Maybe I am not going about this the ‘right’ way if there even is a right way to publish out of your PhD thesis, particularly the ‘big-book’ kind I wrote. But I am finding that the logics that underpin writing a thesis, and the logics that underpin writing a journal article are quite different, particularly in terms of what counts as making an argument and why you do it. When we publish, we do so to share our research with our peers, to build on research already out there in our field, to challenge that research perhaps, and to offer new ideas, perspectives, methodologies and so on. The arguments we make need to be smaller and tend to develop over time, through several papers and research projects that may well be aligned or cumulative. When we write a PhD thesis we are not doing so with sharing the whole thesis with a large audience in mind. We are, really, writing a very big exam paper because the PhD thesis is something we write to gain a qualification, a title, different status in the academy.
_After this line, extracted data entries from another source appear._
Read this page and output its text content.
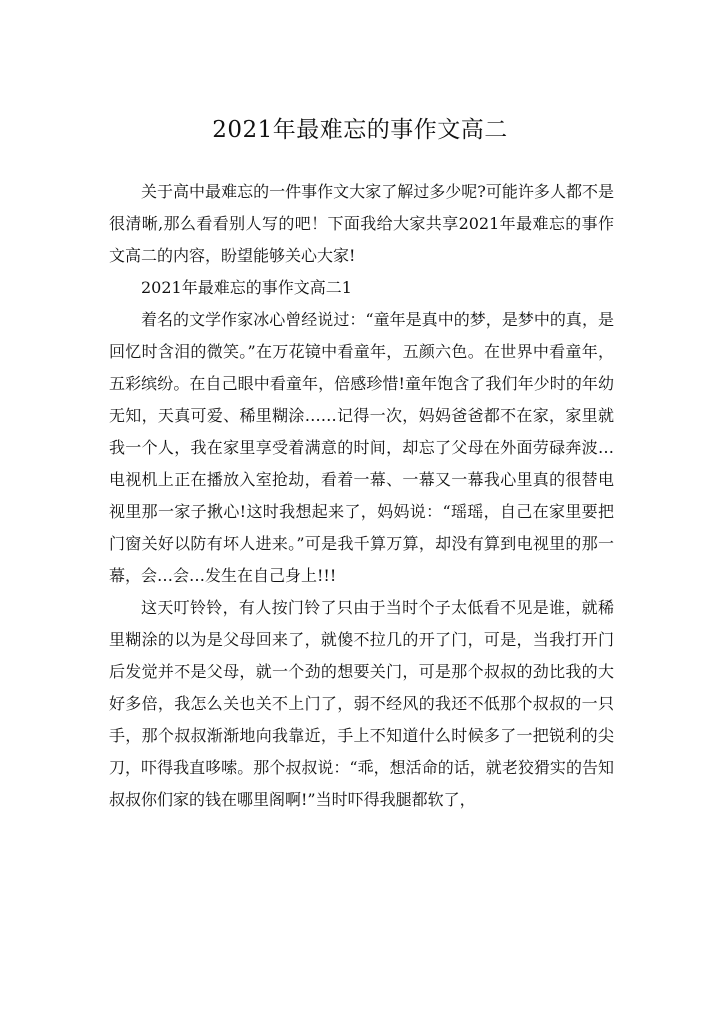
2021年最难忘的事作文高二

关于高中最难忘的一件事作文大家了解过多少呢?可能许多人都不是很清晰,那么看看别人写的吧！下面我给大家共享2021年最难忘的事作文高二的内容，盼望能够关心大家!

2021年最难忘的事作文高二1

着名的文学作家冰心曾经说过：“童年是真中的梦，是梦中的真，是回忆时含泪的微笑。”在万花镜中看童年，五颜六色。在世界中看童年，五彩缤纷。在自己眼中看童年，倍感珍惜!童年饱含了我们年少时的年幼无知，天真可爱、稀里糊涂……记得一次，妈妈爸爸都不在家，家里就我一个人，我在家里享受着满意的时间，却忘了父母在外面劳碌奔波…电视机上正在播放入室抢劫，看着一幕、一幕又一幕我心里真的很替电视里那一家子揪心!这时我想起来了，妈妈说：“瑶瑶，自己在家里要把门窗关好以防有坏人进来。”可是我千算万算，却没有算到电视里的那一幕，会…会…发生在自己身上!!!

这天叮铃铃，有人按门铃了只由于当时个子太低看不见是谁，就稀里糊涂的以为是父母回来了，就傻不拉几的开了门，可是，当我打开门后发觉并不是父母，就一个劲的想要关门，可是那个叔叔的劲比我的大好多倍，我怎么关也关不上门了，弱不经风的我还不低那个叔叔的一只手，那个叔叔渐渐地向我靠近，手上不知道什么时候多了一把锐利的尖刀，吓得我直哆嗦。那个叔叔说：“乖，想活命的话，就老狡猾实的告知叔叔你们家的钱在哪里阁啊!”当时吓得我腿都软了，
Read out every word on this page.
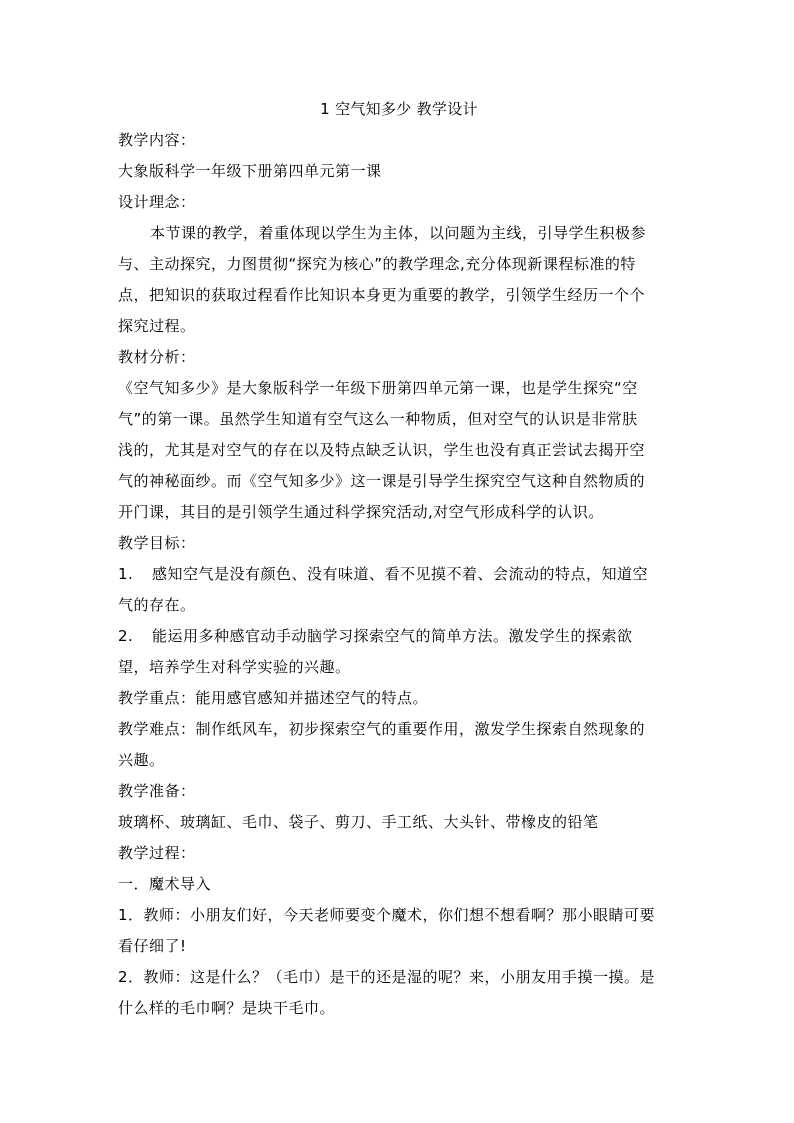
1 空气知多少 教学设计
教学内容：
大象版科学一年级下册第四单元第一课
设计理念：
本节课的教学，着重体现以学生为主体，以问题为主线，引导学生积极参
与、主动探究，力图贯彻“探究为核心”的教学理念,充分体现新课程标准的特
点，把知识的获取过程看作比知识本身更为重要的教学，引领学生经历一个个
探究过程。
教材分析：
《空气知多少》是大象版科学一年级下册第四单元第一课，也是学生探究“空
气”的第一课。虽然学生知道有空气这么一种物质，但对空气的认识是非常肤
浅的，尤其是对空气的存在以及特点缺乏认识，学生也没有真正尝试去揭开空
气的神秘面纱。而《空气知多少》这一课是引导学生探究空气这种自然物质的
开门课，其目的是引领学生通过科学探究活动,对空气形成科学的认识。
教学目标：
1. 感知空气是没有颜色、没有味道、看不见摸不着、会流动的特点，知道空
气的存在。
2. 能运用多种感官动手动脑学习探索空气的简单方法。激发学生的探索欲
望，培养学生对科学实验的兴趣。
教学重点：能用感官感知并描述空气的特点。
教学难点：制作纸风车，初步探索空气的重要作用，激发学生探索自然现象的
兴趣。
教学准备：
玻璃杯、玻璃缸、毛巾、袋子、剪刀、手工纸、大头针、带橡皮的铅笔
教学过程：
一．魔术导入
1．教师：小朋友们好，今天老师要变个魔术，你们想不想看啊？那小眼睛可要
看仔细了!
2．教师：这是什么？（毛巾）是干的还是湿的呢？来，小朋友用手摸一摸。是
什么样的毛巾啊？是块干毛巾。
We write it to prove that we are capable of doing the kind of research we will then go on to write about in all the papers, chapters, books, articles and so on that we will write over the course of a fairly typical academic career. The argument we make is not big, but there is no sense that we will be writing more than one thesis, so the larger argument tends to be broader in nature than all the smaller sub-arguments that can be implied or subsumed within it. I am finding that it is these sub-arguments – some made in the thesis but several left unmade but hinted at – that I am more able to write about coming out of the PhD. They fit the logic of writing for publication more easily, and these papers, while still a slog not least because I have to add more reading to the already long PhD reading list, feel more authentic, less forced, and more like valuable contributions to my field.